Harker is seeing shortages of workers everywhere from agriculture to manufacturing to service industries to health care to construction.

“Now, it hasn’t yet translated into wage pressure we’d come to expect, but we’re starting to hear people not only looking for mid-year increases in prices for their goods, but mid-year increases in salaries to retain their workers.”

Another potential source of price pressure is tariffs, Harker warns.

He has not yet trimmed his economic forecasts while the outcome of trade negotiations remains in doubt, but he’s wary about how higher tariffs might affect his industrialized district. “Until we get more clarity on that issue I’m not willing to make any changes, but it is something we’re noting as a downside risk….”
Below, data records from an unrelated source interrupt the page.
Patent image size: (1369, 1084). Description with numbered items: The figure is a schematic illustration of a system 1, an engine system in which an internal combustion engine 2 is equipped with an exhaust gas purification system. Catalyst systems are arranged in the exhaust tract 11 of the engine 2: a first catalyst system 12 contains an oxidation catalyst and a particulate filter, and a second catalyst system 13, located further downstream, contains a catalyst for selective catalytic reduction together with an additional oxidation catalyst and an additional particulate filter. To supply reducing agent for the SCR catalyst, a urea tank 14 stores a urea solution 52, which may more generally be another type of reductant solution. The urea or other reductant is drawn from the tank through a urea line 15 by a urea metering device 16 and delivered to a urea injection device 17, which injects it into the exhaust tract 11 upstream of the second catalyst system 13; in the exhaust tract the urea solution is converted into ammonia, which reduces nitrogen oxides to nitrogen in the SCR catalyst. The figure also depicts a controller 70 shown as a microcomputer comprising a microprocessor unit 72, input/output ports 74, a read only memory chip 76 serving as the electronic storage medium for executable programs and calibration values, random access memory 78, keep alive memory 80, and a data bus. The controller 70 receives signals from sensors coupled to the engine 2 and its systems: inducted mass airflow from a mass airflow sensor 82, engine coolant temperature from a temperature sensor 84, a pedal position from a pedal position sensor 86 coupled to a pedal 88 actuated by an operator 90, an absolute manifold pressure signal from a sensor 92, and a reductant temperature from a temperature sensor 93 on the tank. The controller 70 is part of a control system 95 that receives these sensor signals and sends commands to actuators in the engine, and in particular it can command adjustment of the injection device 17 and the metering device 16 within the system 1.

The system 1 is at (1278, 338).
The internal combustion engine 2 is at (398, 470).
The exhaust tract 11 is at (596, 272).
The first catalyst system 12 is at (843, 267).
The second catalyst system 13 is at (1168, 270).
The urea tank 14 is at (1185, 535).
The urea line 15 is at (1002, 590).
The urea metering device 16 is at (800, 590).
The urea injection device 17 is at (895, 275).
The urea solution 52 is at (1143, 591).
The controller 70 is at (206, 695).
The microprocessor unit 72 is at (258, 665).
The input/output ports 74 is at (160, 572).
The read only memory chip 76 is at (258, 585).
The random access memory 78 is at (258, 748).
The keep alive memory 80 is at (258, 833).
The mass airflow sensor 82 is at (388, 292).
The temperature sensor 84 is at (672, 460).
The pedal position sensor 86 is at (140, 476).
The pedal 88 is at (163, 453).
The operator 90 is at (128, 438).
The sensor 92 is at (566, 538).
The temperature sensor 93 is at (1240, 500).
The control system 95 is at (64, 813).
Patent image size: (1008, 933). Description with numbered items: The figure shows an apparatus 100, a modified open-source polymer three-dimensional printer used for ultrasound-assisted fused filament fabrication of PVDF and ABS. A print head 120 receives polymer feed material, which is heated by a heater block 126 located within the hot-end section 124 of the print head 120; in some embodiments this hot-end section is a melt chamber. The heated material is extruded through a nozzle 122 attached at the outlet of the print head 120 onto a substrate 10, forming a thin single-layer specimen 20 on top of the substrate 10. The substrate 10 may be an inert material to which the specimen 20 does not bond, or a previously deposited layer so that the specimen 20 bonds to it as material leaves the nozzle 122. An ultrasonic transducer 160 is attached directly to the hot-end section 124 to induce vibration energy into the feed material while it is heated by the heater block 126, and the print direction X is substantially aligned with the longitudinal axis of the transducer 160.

“The question of course is, if the tariffs are on for a while, what flows through to the end consumer over a period of time?” he asked.

“That’s still debatable, but if there’s a big, sustained set of broad-based tariffs I think it’s inevitable you’d see prices rise.”

As an example of the kind of pressures that are brewing, Harker cited a business contact in his district who told him a foreign supplier announced “I’m going to give you a 10% increase because of aluminum tariffs.” When the U.S. contact told the supplier, “this is a final product, not raw aluminum; you’re not subject to those tariffs,” he was told, “I know, but I might be. That’s why I’m asking for it now.”

Harker said “there is a lot of pent-up pressure that we’re feeling — that people have been unable to raise prices for a long period of time through the recovery. So we’re hearing from different contacts that they’re considering for the first time in a long time price increases.”

Some of his colleagues have warned that holding rates down too long could generate financial risks and imbalances even if it doesn’t cause inflation, and Harker said he “shares(s) some of that concern in terms of being alert to those issues and watchful.”

Harker said he doesn’t “see any bubble” at this time, but said avoiding that is another reason to “move rates prudently to neutral.” But again, he said that means just three rate hikes this year and next, not more.

In raising rates, Harker said the Fed must be mindful that “if the yield curve becomes flatter that does put pressure on banks, particularly smaller banks.”

Increased financial market volatility also bothers Harker: “I think the volatility is a symptom of a deeper issue, which is maintaining the confidence of the consumer and business to buy, to invest….”

If volatility is a function of uncertainty that’s not a good sign…,” he said. “It’s very difficult to make decisions in that environment.”

The FOMC deleted from its June 13 policy statement the previous assertion that “the federal funds rate is likely to remain, for some time, below levels that are expected to prevail in the longer run.” It continued to say “the stance of monetary policy remains accommodative.”

Harker said it was “appropriate” to “recognize that we are approaching neutral.” He sees no near-term need to further change FOMC forward guidance, for instance, to stop calling policy “accommodative,” but said, “I think it’s pretty clear we are moving to that neutral stance within in the next year or year and a half or two. At that point we should recognize that in our statement, and I think we will eventually.”